Conflicting directives from the federal government and the USPSTF might make clinicians cringe when faced with the cognitive-screening mandate, Dr. Galvin said. "There is just no clear plan about how best to screen and what instrument to use. ... Dementia screening simply has not been a routine part of primary care practice," and certainly not for a nontargeted population that begins at a relatively low-risk age for age-related dementias. "Targeted screening makes a lot more sense, and it’s my belief that large population screening will yield very few cases." However, he said, this is the hand that politicians have dealt primary care, "unless the Task Force can be persuaded to review its recommendations and make new ones based on the current data."
Even if physicians quail at the thought of having one more box to tick off in an annual exam, patients will probably like the security an annual cognitive screen can provide, Dr. Holsinger said. She and her colleagues recently conducted a survey of 345 primary care patients at the Durham VA Medical Center. After discussing the risks and benefits of a cognitive screen that could identify early dementia, the subjects were asked whether they would want to know of their probable diagnosis. "Eighty-one percent said they would want to know," she said.
Factors associated with the desire for screening were acceptance of other screening tests (depression, breast, and prostate cancer; odds ratio 3.7), male gender (OR 3.2), and the belief that effective dementia treatment exists (OR 2) (Int. J. Geriatr. Psych. 2010 [doi:10.1002/gps.2536])
The AD8 sounds good on the surface, but how it will fit into a busy primary care day is still unclear, said Dr. Eric Tangalos, an internist at the Mayo Clinic, Rochester, Minn. Having an informant fill out the paper might throw some bias into the pot at the very beginning of the process, he said during the webinar. "In my practice, if a 65-year-old shows up for an annual wellness exam with a spouse, that sends my red flags flying. We need to be very cautious about applying an instrument [that was tested in dementia clinics] to a broad population that is not at a high-risk age."

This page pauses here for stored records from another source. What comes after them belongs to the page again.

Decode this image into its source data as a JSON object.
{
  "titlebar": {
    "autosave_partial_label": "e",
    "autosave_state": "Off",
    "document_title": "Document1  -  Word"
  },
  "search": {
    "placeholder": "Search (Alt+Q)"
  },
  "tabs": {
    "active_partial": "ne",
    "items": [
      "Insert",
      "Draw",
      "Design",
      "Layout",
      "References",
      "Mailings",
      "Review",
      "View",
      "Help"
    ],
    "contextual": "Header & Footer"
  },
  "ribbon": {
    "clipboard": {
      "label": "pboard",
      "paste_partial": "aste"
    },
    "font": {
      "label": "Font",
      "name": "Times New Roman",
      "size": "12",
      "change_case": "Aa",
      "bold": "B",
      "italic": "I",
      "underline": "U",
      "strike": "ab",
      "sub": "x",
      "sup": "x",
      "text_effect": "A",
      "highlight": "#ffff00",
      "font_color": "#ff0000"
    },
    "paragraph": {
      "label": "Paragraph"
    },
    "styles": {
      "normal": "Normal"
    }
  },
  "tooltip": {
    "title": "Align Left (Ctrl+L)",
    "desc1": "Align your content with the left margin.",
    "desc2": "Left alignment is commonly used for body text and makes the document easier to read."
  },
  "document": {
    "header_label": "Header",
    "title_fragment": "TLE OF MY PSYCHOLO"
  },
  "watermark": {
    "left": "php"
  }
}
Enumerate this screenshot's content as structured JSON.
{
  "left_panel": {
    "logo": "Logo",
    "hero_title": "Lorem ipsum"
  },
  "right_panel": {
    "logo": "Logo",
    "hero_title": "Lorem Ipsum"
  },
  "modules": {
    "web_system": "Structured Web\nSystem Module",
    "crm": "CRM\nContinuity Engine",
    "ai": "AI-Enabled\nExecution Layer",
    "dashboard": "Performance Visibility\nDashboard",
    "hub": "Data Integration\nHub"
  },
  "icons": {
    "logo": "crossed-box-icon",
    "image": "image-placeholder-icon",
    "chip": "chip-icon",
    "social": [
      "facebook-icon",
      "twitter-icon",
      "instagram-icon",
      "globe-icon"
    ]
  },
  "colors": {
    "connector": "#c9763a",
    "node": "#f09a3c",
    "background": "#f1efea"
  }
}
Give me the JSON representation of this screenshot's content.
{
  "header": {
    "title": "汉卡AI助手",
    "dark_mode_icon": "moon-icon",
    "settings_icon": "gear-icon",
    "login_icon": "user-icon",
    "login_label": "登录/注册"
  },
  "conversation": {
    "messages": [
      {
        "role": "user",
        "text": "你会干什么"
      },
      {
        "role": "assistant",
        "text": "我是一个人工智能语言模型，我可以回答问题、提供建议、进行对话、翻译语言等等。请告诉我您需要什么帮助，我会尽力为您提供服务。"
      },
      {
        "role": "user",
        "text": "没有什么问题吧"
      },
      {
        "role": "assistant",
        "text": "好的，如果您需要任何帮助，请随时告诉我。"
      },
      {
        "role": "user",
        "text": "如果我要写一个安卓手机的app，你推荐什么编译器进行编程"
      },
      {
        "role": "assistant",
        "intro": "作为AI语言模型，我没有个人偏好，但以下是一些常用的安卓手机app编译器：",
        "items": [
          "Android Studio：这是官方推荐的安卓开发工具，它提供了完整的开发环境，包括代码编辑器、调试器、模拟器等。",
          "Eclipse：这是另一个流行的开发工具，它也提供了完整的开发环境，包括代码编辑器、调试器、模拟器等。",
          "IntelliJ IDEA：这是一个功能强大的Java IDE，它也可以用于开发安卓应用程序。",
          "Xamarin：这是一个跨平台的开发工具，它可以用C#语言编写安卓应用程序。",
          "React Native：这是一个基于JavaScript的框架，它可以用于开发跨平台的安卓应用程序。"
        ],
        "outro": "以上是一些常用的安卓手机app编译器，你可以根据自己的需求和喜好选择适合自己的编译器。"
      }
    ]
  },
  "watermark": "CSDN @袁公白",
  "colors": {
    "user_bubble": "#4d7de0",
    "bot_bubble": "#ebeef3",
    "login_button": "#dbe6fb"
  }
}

Primary care physicians already are ultracautious about entering the dementia arena, he said. "We already know primary care docs do not want to open Pandora’s box, even when the disease is confronting them. We’re saying ‘Run toward that diagnosis, rather than run away from it.’ It’s going to require much more effort on the part of the primary care doc to get this set up and moving."
Dr. Galvin agreed, but reminded the panel that the die has been cast. "There is not a lot of evidence that anyone needs to be seen annually for something like this – this is really a political approach to health care that is quite a bit different from anything the USPSTF policy has recommended. But even though we’re not exactly sure how it will all play out, it’s going to be up to the practices to get it done."
None of the panel members expressed any financial conflicts related to the screening tool.